Jammie Thomas-Rasset, a Minnesota woman who has been fighting for years to reverse a $222,000 judgment for music piracy, finally ran out of legal appeals Monday after the U.S. Supreme Court declined to hear her petition for a review of the case.
The decision means that Thomas-Rasset will either have to find a way to pay the money or negotiate the amount down with the Recording Industry Association of America (RIAA), the trade body representing the music industry in the case.
Ray Beckerman, a lawyer who has represented individuals in music piracy cases. called the Supreme Court's decision unsurprising but disappointing all the same.
"It doesn't necessarily say anything about the Supreme Court's views on the subject," Beckerman said. "Very, very few certiorari petitions are ever granted," by the Supreme Court he said. "It saddens me that the Supreme Court did not take the case on," he added.
At this point, Rasset can either do nothing and let the RIAA try to collect what it can, file bankruptcy to discharge the debt, or settle, he added.

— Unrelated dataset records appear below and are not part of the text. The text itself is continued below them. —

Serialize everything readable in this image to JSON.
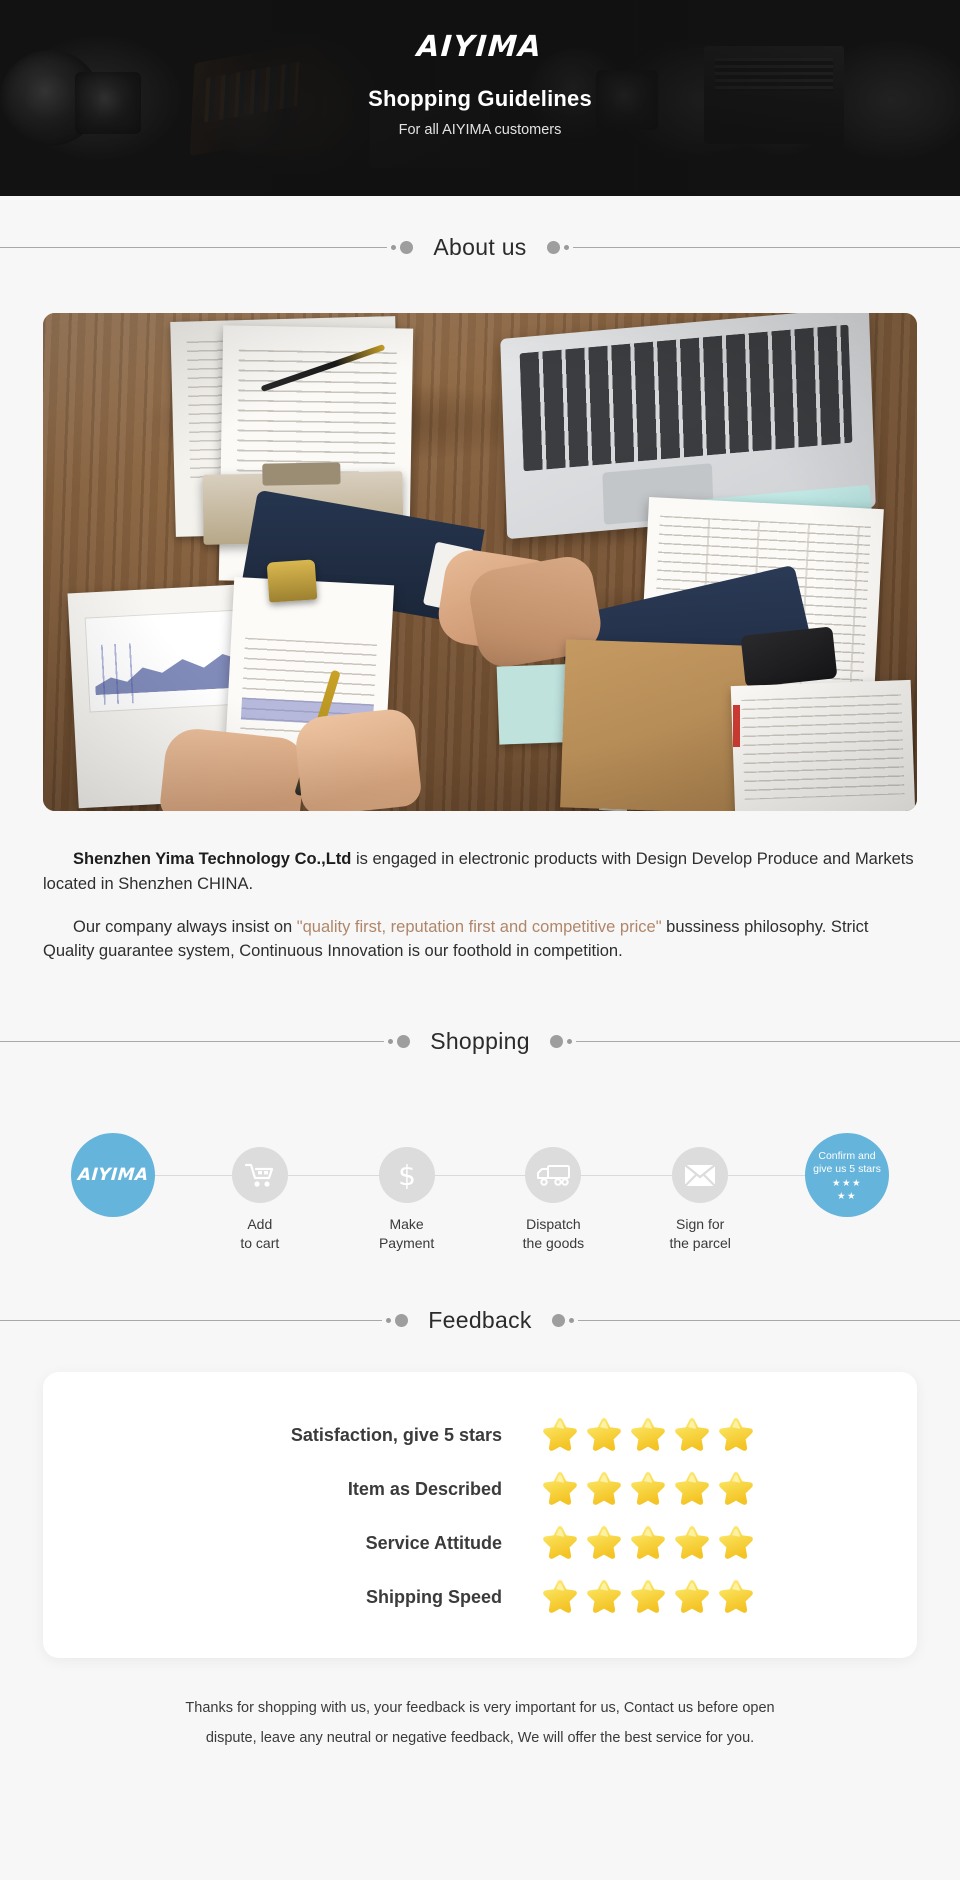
{
  "hero": {
    "brand": "AIYIMA",
    "title": "Shopping Guidelines",
    "subtitle": "For all AIYIMA customers"
  },
  "sections": {
    "about_title": "About us",
    "shopping_title": "Shopping",
    "feedback_title": "Feedback"
  },
  "about": {
    "photo_alt": "business-handshake-desk-photo",
    "p1_strong": "Shenzhen Yima Technology Co.,Ltd",
    "p1_rest": " is engaged in electronic products with Design Develop Produce and Markets located in Shenzhen CHINA.",
    "p2_pre": "Our company always insist on ",
    "p2_quote": "\"quality first, reputation first and competitive price\"",
    "p2_post": " bussiness philosophy. Strict Quality guarantee system, Continuous Innovation is our foothold in competition.",
    "quote_color": "#b0866a"
  },
  "shopping": {
    "accent_color": "#65b4db",
    "circle_color": "#dcdcdc",
    "steps": [
      {
        "id": "brand",
        "icon": "aiyima-logo-icon",
        "brand_text": "AIYIMA",
        "label": ""
      },
      {
        "id": "cart",
        "icon": "shopping-cart-icon",
        "label": "Add\nto cart"
      },
      {
        "id": "payment",
        "icon": "dollar-sign-icon",
        "label": "Make\nPayment"
      },
      {
        "id": "dispatch",
        "icon": "delivery-truck-icon",
        "label": "Dispatch\nthe goods"
      },
      {
        "id": "sign",
        "icon": "envelope-icon",
        "label": "Sign for\nthe parcel"
      },
      {
        "id": "confirm",
        "icon": "five-stars-icon",
        "final_text": "Confirm and\ngive us 5 stars",
        "stars_row1": "★★★",
        "stars_row2": "★★",
        "label": ""
      }
    ]
  },
  "feedback": {
    "star_color": "#f7cf3d",
    "rows": [
      {
        "label": "Satisfaction, give 5 stars",
        "stars": 5
      },
      {
        "label": "Item as Described",
        "stars": 5
      },
      {
        "label": "Service Attitude",
        "stars": 5
      },
      {
        "label": "Shipping Speed",
        "stars": 5
      }
    ]
  },
  "footer": {
    "line1": "Thanks for shopping with us, your feedback is very important for us, Contact us before open",
    "line2": "dispute, leave any neutral or negative feedback, We will offer the best service for you."
  }
}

In an email to Computerworld, Thomas-Rasset's lawyer K.A.D. "Kiwi" Kamara today called the decision disappointing as well but declined further comment on what Thomas-Rasset will do next.
Cara Duckworth, a spokeswoman for the RIAA expressed satisfaction at today's decision. "We appreciate the Court's decision and are pleased that the legal case is finally over," Duckworth said via email. "We've been willing to settle this case from day one and remain willing to do so."
History of the case
The Thomas-Rasset case goes back to 2005. Sony BMG, Arista Records, Warner Brothers, and three other music labels accused her of illegally downloading and distributing more than 1,700 songs. They sued her over a representative sample of 24 of those songs. The copyright laws under which Thomas-Rasset was sued allow for statutory damages of up to $150,000 per infringement.

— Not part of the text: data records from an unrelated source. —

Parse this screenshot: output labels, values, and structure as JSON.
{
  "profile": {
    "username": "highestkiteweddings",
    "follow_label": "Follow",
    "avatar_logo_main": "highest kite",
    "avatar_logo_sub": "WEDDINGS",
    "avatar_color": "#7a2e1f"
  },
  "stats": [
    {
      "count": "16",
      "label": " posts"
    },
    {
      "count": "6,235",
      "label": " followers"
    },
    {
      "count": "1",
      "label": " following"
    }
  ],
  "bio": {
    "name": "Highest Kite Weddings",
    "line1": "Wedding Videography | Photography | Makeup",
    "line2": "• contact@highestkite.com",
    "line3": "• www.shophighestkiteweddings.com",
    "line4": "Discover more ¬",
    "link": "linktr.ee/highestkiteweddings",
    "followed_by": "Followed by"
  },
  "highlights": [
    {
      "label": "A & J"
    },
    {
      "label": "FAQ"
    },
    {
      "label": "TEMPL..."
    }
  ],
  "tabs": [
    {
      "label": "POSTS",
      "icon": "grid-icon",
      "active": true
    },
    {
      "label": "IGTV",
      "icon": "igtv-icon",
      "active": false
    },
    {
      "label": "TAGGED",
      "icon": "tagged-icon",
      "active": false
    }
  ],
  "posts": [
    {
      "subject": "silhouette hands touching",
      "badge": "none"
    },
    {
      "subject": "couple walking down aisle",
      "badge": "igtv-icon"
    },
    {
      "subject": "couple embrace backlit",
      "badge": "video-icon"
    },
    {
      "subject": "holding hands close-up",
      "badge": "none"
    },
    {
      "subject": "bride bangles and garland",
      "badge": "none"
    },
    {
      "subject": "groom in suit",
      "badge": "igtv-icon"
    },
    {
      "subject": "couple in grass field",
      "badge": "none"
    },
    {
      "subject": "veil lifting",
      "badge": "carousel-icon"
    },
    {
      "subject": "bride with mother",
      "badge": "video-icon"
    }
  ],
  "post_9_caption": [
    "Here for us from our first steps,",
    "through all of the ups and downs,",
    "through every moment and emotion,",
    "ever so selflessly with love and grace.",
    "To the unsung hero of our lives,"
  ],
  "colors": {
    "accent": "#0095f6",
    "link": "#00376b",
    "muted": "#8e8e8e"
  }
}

The first jury to hear the case, in 2007, found Thomas-Rasset liable for willful copyright infringement and awarded the music companies a total of $222,000 in damages.
That verdict was later set aside on a legal technicality and the case went to trial for a second time in 2009. This time, the jury hit Thomas-Rasset with a staggering $1.92 million fine, a figure that was knocked down to $54,000 by the presiding District Court judge, who described the jury award as out of proportion to any damages the music labels may have suffered.

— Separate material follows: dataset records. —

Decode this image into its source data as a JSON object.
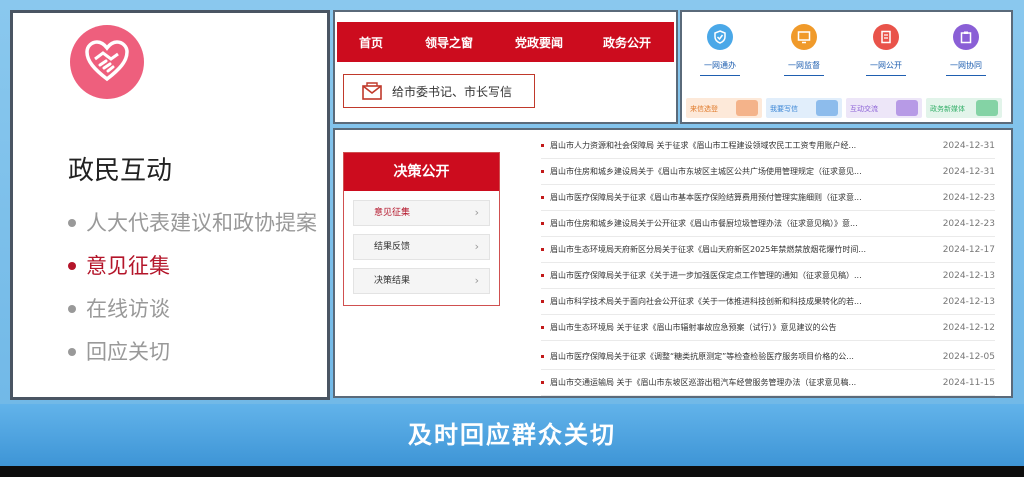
{
  "left_panel": {
    "title": "政民互动",
    "menu": [
      {
        "label": "人大代表建议和政协提案",
        "active": false
      },
      {
        "label": "意见征集",
        "active": true
      },
      {
        "label": "在线访谈",
        "active": false
      },
      {
        "label": "回应关切",
        "active": false
      }
    ],
    "logo_icon": "heart-handshake-icon"
  },
  "top_nav": {
    "items": [
      "首页",
      "领导之窗",
      "党政要闻",
      "政务公开"
    ],
    "letter_button": "给市委书记、市长写信",
    "accent": "#cc0c1e"
  },
  "quick_links": {
    "icons": [
      {
        "label": "一网通办",
        "color": "#4aa8e8"
      },
      {
        "label": "一网监督",
        "color": "#f09a2a"
      },
      {
        "label": "一网公开",
        "color": "#e9534a"
      },
      {
        "label": "一网协同",
        "color": "#8a5fd6"
      }
    ],
    "tiles": [
      {
        "label": "来信选登",
        "bg": "#fde9d9",
        "color": "#e07a2a"
      },
      {
        "label": "我要写信",
        "bg": "#e1eefb",
        "color": "#3b86d6"
      },
      {
        "label": "互动交流",
        "bg": "#ede6f8",
        "color": "#8a5fd6"
      },
      {
        "label": "政务新媒体",
        "bg": "#e2f4ea",
        "color": "#35b06a"
      }
    ]
  },
  "juece": {
    "title": "决策公开",
    "items": [
      {
        "label": "意见征集",
        "active": true
      },
      {
        "label": "结果反馈",
        "active": false
      },
      {
        "label": "决策结果",
        "active": false
      }
    ]
  },
  "news": [
    {
      "title": "眉山市人力资源和社会保障局 关于征求《眉山市工程建设领域农民工工资专用账户经...",
      "date": "2024-12-31"
    },
    {
      "title": "眉山市住房和城乡建设局关于《眉山市东坡区主城区公共广场使用管理规定（征求意见...",
      "date": "2024-12-31"
    },
    {
      "title": "眉山市医疗保障局关于征求《眉山市基本医疗保险结算费用预付管理实施细则（征求意...",
      "date": "2024-12-23"
    },
    {
      "title": "眉山市住房和城乡建设局关于公开征求《眉山市餐厨垃圾管理办法（征求意见稿）》意...",
      "date": "2024-12-23"
    },
    {
      "title": "眉山市生态环境局天府新区分局关于征求《眉山天府新区2025年禁燃禁放烟花爆竹时间...",
      "date": "2024-12-17"
    },
    {
      "title": "眉山市医疗保障局关于征求《关于进一步加强医保定点工作管理的通知（征求意见稿）...",
      "date": "2024-12-13"
    },
    {
      "title": "眉山市科学技术局关于面向社会公开征求《关于一体推进科技创新和科技成果转化的若...",
      "date": "2024-12-13"
    },
    {
      "title": "眉山市生态环境局 关于征求《眉山市辐射事故应急预案（试行）》意见建议的公告",
      "date": "2024-12-12"
    },
    {
      "title": "眉山市医疗保障局关于征求《调整“糖类抗原测定”等检查检验医疗服务项目价格的公...",
      "date": "2024-12-05"
    },
    {
      "title": "眉山市交通运输局 关于《眉山市东坡区巡游出租汽车经营服务管理办法（征求意见稿...",
      "date": "2024-11-15"
    }
  ],
  "banner": {
    "text": "及时回应群众关切",
    "color": "#3e95d6"
  }
}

The case went before a jury for the third time in 2010, after the music labels challenged the $54,000 verdict and claimed that they were entitled to higher statutory damages. The third jury too agreed with the RIAA and awarded the music labels damages of $62,500 per song for a total of $1.5 million.
That figure was again reduced to $54,000 by a federal judge who held the amount was the maximum allowable under the Due Process Clause, which holds that punitive damages may not be unreasonably excessive and must always be proportional to the actual damages suffered by an entity.
The U.S. Court of Appeals however reinstated the original $222,000 judgment after the RIAA's appealed the $54,000 fine. The Supreme Court's refusal to hear Thomas-Rasset's appeal of the Eighth Circuit's ruling means that the dizzying legal battle is finally over.
The decision marks the second time that the nation's highest court has declined to review a music piracy case involving a huge fine. Last May, the court declinedto hear a similar petition filed by Joel Tenenbaum, a former doctoral student at Harvard University who was hit with a $675,000 fine for music piracy.
An Associated Press story on Monday quoted Thomas-Rasset as saying there's no way she can pay the $222,000 fine if the recording companies tried to collect on the fine. "There's no way that they can collect."
"Right now, I get energy assistance because I have four kids," she said. "It's just the one income. My husband isn't working. It's not possible for them to collect even if they wanted to. I have no assets."